GDB will be unable to debug shared library initializers
and track explicitly loaded dynamic code.
mdadm: looking for devices for /dev/md1
...
mdadm: /dev/sdb1 is identified as a member of /dev/md1, slot 1.
mdadm: /dev/sda1 is identified as a member of /dev/md1, slot 0.
mdadm: added /dev/sdb1 to /dev/md1 as 1
mdadm: added /dev/sda1 to /dev/md1 as 0
mdadm: /dev/md1 has been started with 2 drives.
[Inferior 1 (process 2649) exited normally]
(gdb)
# cat /proc/mdstat
Personalities : [raid0] [raid1] [raid10] 
md1 : active raid1 sda1[0] sdb1[2]
      2147352576 blocks super 1.2 [2/2] [UU]
      bitmap: 0/16 pages [0KB], 65536KB chunk

unused devices: <none>

self-build or from downloads.openwrt.com?

Hello,

downloaded from here

http://downloads.openwrt.org/releases/18.06.0/targets/kirkwood/generic/openwrt-18.06.0-kirkwood-zyxel_nsa325-squashfs-sysupgrade.bin

downloaded to device, upgraded from device via cli sysupgrade -F because it said that this device is not supported

Same situation with OpenWrt 18.06.1, r7258-5eb055306f

Is the v2 actually the same as the supported version; if device is not actually supported there could be differences that matter here.

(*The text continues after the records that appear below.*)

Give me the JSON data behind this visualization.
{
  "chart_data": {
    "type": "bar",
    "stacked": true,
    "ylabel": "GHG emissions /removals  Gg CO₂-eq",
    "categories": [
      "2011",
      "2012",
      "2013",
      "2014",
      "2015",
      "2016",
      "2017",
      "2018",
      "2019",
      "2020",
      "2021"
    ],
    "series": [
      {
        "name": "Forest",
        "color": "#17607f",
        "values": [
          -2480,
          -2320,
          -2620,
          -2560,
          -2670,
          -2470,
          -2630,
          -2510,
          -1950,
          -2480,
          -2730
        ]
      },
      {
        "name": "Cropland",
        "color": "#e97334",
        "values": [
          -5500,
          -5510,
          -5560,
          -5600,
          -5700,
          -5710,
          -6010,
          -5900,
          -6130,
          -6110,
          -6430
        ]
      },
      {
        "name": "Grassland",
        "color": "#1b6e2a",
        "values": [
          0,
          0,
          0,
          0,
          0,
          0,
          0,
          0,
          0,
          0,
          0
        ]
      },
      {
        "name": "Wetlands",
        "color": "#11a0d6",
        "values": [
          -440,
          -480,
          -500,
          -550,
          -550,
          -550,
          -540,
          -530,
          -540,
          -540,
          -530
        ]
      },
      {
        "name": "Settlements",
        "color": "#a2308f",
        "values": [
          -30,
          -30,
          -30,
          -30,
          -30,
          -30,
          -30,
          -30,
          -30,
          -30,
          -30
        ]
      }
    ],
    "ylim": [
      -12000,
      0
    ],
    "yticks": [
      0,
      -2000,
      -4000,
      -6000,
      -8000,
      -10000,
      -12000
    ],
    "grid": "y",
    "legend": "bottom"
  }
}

Also are you sure you have all necessary kernel modules installed (and did you reboot at least once after flashing before trying this; the first boot can be a little squirrely).

Hello,

afaik v1 and v2 are the same except for some cosmetic changes. According to wiki both version should be supported.

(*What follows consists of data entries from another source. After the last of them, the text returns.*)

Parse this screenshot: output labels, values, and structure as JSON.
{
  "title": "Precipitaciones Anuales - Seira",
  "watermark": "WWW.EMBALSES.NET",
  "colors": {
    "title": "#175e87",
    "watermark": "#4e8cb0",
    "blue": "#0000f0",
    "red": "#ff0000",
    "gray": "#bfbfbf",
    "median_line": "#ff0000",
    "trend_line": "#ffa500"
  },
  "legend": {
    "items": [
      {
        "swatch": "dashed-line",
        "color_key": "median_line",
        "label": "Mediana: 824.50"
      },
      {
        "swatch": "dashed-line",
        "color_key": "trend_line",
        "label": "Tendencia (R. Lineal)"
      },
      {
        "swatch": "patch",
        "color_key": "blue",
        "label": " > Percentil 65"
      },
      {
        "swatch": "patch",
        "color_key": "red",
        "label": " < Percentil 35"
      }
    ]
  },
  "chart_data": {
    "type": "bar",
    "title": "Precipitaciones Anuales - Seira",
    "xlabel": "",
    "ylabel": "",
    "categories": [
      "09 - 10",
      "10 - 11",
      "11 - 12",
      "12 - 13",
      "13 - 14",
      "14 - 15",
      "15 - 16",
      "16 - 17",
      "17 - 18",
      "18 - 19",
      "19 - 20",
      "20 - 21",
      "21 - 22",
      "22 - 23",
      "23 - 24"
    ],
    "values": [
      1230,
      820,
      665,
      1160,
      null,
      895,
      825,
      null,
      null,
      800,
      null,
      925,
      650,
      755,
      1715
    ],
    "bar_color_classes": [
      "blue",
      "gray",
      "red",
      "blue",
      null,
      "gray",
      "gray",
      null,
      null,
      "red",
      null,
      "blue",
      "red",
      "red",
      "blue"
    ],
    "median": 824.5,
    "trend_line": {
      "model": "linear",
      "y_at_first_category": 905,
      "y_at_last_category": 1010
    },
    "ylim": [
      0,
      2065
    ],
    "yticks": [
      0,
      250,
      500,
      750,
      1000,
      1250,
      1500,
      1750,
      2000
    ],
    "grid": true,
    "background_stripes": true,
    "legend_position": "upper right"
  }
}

https://openwrt.org/toh/hwdata/zyxel/zyxel_nsa325

I did many reboots. I am currently using it the way that I manually enable the raid via the GDB. This is most puzzling for me - why the command fails in normal environment and succeeds in gdb.

I would like to open issue to describe the problem but I do not know how to do it. Could anyone direct me?

The issue is still present on OpenWrt 18.06.4, r7808-ef686b7292

But I found out that when I disable address space randomization in GDB using (gdb) set disable-randomization off the segmentation fault also happens when command is executed from GDB.

So I finally found workaround that makes it work automatically - disabling ASLR (Address Space Layout Randomization) by adding kernel.randomize_va_space=0 to /etc/sysctl.conf.

I submitted issue here https://bugs.openwrt.org/index.php?do=details&task_id=2507

Good, then it would helpful to attach that stacktrace leading to that crash to that bug report and try to reproduce it with the latest master/snapshot images as well. If it works fine with the latest master/snapshot images, then you can probably find the fix in the mdadm Git repo and try to backport it to very old mdadm version 4.0 in 18.06. Or wait for 19.07 release which has mdadm version 4.1.

This topic was automatically closed 10 days after the last reply. New replies are no longer allowed.